Austrian President Alexander Van der Bellen has entrusted ÖVP leader Sebastian Kurz to form a new government – and asked that climate protection be placed high on the agenda. Kurz sees other problems as more pressing.
After leading the conservative ÖVP to a clear victory in the parliamentary elections on 29 September, Kurz is now tasked with building a new coalition government. In Vienna, President Van der Bellen said that climate change should be at the top of the agenda for the future government. Kurz, however, said that the biggest challenge was to come up with a concept to counter the threat of an economic downturn. The central task must be to ensure that unemployment does not rise, Kurz said. At the same time, the tax burden for employees and pensioners should be reduced. The fourth point Kurz mentioned was climate change, to which Austria should react with an eco-social market economy. According to Kurz, his plan is to prove “that it is possible to bring people, nature and the economy into harmony”.

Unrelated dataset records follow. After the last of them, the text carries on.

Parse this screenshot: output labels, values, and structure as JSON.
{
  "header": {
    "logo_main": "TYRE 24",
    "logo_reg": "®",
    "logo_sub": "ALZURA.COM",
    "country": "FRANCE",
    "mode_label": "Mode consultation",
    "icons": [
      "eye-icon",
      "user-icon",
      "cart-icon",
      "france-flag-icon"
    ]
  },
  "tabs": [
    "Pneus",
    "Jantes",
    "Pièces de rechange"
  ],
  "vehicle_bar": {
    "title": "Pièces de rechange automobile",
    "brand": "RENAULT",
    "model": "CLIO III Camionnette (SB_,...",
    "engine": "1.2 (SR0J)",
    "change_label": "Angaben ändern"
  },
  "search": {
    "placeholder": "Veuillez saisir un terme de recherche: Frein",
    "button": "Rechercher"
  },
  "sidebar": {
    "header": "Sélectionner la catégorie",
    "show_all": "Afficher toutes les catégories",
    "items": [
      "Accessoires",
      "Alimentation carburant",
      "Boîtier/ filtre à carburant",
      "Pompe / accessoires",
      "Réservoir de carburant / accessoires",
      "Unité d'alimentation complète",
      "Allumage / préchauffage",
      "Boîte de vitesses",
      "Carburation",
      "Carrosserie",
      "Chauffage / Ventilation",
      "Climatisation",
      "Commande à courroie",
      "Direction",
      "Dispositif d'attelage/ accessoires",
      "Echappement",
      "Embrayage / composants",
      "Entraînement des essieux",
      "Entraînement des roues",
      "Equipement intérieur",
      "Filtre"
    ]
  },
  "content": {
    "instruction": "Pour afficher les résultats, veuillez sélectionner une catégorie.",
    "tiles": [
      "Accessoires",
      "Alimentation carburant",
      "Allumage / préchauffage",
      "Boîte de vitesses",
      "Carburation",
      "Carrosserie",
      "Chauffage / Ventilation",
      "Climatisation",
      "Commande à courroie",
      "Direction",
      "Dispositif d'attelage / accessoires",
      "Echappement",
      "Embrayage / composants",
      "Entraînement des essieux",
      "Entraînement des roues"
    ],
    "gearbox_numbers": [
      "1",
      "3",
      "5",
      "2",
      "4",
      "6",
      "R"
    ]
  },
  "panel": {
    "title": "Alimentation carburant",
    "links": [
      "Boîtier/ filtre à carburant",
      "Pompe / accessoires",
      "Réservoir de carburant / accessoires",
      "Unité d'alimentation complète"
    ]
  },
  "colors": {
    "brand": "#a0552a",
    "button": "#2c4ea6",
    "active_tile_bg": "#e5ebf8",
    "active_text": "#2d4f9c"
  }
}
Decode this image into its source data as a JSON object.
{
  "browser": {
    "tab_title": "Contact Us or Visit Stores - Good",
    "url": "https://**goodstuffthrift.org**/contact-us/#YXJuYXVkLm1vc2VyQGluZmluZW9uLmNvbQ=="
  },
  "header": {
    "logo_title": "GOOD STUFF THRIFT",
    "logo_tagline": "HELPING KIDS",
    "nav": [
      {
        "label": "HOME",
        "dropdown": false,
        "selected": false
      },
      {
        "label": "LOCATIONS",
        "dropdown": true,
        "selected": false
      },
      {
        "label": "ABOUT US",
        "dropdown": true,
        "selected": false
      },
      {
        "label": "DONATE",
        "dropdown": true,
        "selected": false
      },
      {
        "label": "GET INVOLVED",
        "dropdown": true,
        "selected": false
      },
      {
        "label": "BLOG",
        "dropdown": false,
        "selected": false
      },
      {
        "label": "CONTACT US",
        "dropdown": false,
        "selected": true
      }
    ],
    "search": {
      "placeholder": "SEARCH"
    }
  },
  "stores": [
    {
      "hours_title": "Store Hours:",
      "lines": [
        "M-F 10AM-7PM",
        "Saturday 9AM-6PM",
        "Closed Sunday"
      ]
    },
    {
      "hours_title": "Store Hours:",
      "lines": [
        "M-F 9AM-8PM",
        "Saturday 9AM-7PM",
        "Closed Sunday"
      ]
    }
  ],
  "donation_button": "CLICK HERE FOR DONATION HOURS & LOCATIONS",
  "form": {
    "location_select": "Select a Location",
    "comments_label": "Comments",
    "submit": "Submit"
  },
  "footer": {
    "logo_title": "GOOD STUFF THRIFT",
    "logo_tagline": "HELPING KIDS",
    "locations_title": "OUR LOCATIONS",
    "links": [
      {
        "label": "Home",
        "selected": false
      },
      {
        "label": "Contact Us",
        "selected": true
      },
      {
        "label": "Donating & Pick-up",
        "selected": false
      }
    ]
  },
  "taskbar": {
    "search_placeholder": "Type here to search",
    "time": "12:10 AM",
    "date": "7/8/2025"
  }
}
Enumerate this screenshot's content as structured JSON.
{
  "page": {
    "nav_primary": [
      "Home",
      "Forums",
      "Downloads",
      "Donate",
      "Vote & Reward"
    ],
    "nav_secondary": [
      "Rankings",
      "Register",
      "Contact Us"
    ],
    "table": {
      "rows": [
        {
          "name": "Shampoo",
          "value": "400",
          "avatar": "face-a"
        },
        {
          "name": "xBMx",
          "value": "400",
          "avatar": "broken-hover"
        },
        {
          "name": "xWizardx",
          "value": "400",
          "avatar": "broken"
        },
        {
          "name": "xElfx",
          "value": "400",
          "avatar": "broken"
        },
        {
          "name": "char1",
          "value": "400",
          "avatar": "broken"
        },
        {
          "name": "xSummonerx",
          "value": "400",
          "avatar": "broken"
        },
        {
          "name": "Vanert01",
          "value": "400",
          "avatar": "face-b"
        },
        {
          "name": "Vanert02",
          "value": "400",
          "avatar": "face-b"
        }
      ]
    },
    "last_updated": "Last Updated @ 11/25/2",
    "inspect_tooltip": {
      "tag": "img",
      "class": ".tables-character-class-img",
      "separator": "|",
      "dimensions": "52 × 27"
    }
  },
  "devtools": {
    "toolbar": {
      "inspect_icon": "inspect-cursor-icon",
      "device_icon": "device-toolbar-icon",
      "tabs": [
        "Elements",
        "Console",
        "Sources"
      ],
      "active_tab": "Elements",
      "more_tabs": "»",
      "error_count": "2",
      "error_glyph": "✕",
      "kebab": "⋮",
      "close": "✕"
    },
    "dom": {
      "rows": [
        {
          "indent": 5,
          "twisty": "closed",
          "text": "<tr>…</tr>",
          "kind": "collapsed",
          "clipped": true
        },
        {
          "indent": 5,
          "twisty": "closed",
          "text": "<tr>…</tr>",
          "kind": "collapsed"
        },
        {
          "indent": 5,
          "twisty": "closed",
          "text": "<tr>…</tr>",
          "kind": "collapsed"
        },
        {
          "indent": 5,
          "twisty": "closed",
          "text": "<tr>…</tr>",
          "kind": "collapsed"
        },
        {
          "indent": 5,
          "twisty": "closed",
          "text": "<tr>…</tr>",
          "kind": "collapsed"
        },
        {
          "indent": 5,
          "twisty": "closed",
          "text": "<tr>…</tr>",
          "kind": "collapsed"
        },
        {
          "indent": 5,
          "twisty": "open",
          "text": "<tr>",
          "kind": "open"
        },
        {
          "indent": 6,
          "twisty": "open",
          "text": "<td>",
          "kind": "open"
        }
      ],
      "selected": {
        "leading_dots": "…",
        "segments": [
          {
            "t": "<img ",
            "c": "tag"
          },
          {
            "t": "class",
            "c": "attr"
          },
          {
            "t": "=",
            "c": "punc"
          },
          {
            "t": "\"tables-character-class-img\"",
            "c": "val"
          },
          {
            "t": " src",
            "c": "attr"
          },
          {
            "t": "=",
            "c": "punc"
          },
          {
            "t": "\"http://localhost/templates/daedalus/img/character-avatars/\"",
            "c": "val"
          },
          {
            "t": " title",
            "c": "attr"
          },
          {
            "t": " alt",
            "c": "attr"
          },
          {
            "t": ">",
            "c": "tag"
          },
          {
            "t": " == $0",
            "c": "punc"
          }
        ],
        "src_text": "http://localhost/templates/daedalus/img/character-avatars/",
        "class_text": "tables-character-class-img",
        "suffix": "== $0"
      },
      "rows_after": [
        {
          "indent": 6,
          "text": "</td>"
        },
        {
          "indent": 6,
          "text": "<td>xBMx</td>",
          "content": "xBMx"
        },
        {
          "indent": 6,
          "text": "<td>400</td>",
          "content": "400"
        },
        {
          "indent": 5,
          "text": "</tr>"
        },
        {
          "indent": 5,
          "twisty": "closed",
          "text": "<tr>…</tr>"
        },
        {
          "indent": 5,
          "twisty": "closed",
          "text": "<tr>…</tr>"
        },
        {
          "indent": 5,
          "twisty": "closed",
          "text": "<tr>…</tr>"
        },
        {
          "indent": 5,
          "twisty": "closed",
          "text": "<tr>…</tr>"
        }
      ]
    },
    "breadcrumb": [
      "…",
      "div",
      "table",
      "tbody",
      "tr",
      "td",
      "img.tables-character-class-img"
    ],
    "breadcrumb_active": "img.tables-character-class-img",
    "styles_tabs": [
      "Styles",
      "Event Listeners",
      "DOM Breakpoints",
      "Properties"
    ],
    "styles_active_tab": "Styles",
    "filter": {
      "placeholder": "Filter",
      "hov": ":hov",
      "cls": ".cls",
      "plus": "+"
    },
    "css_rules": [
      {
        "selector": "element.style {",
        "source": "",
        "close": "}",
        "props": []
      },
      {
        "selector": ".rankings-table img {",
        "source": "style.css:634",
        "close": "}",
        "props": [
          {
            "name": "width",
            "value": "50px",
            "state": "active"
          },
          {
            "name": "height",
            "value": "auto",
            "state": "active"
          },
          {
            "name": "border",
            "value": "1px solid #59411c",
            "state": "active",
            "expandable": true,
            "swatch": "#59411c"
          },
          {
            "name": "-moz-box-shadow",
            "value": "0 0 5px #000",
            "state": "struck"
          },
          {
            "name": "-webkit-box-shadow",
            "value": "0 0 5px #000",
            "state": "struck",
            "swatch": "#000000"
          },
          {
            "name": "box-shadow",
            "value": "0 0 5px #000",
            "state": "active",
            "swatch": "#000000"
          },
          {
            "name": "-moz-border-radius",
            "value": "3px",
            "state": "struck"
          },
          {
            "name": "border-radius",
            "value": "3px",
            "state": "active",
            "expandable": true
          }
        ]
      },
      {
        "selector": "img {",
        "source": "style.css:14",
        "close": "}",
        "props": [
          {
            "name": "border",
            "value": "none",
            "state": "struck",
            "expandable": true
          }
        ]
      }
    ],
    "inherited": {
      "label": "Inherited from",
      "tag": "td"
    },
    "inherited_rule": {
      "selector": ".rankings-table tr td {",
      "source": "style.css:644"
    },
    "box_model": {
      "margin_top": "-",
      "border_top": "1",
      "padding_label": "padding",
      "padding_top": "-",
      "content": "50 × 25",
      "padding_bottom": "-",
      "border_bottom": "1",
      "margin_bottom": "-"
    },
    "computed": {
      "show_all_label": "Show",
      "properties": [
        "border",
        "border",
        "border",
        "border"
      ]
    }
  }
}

Protracted negotiations to be expected
Kurz also wants a new government to focus on combating illegal immigration. “Now we are once again experiencing very fragile migration movements, particularly in Turkey. Stopping illegal migration in Austria and Europe is therefore one of the concrete goals with which he intends to enter into the forthcoming exploratory talks. Kurz announced that he would hold talks with all parties represented in the National Council. Long negotiations are expected. In the past, the talks lasted up to 129 days. The acting Vice-Chancellor Clemens Jabloner said that he expected the transitional government to stay in office “into the winter”.
During the election campaign and also after the parliamentary elections, Kurz said he did not want to exclude any party as a possible coalition partner. He could revive the government alliance with the right-wing populist FPÖ, which lost ten percentage points and has been in a state of crisis over the so-called Ibiza affair. A coalition with the SPÖ (Social Democrats) would also be mathematically possible, or – a novelty – a government with the strengthened Green Party. However, the SPÖ and FPÖ did not interpret their weak election results as a mandate to form a government.
In the election, the ÖVP made significant gains and came in first with around 37 percent of the votes. The SPÖ followed far behind, falling to around 21 percent. While the FPÖ came in significantly weakened at about 16 percent, the Greens received a strong 14 percent of the votes, and the Liberals gathered around 8 percent.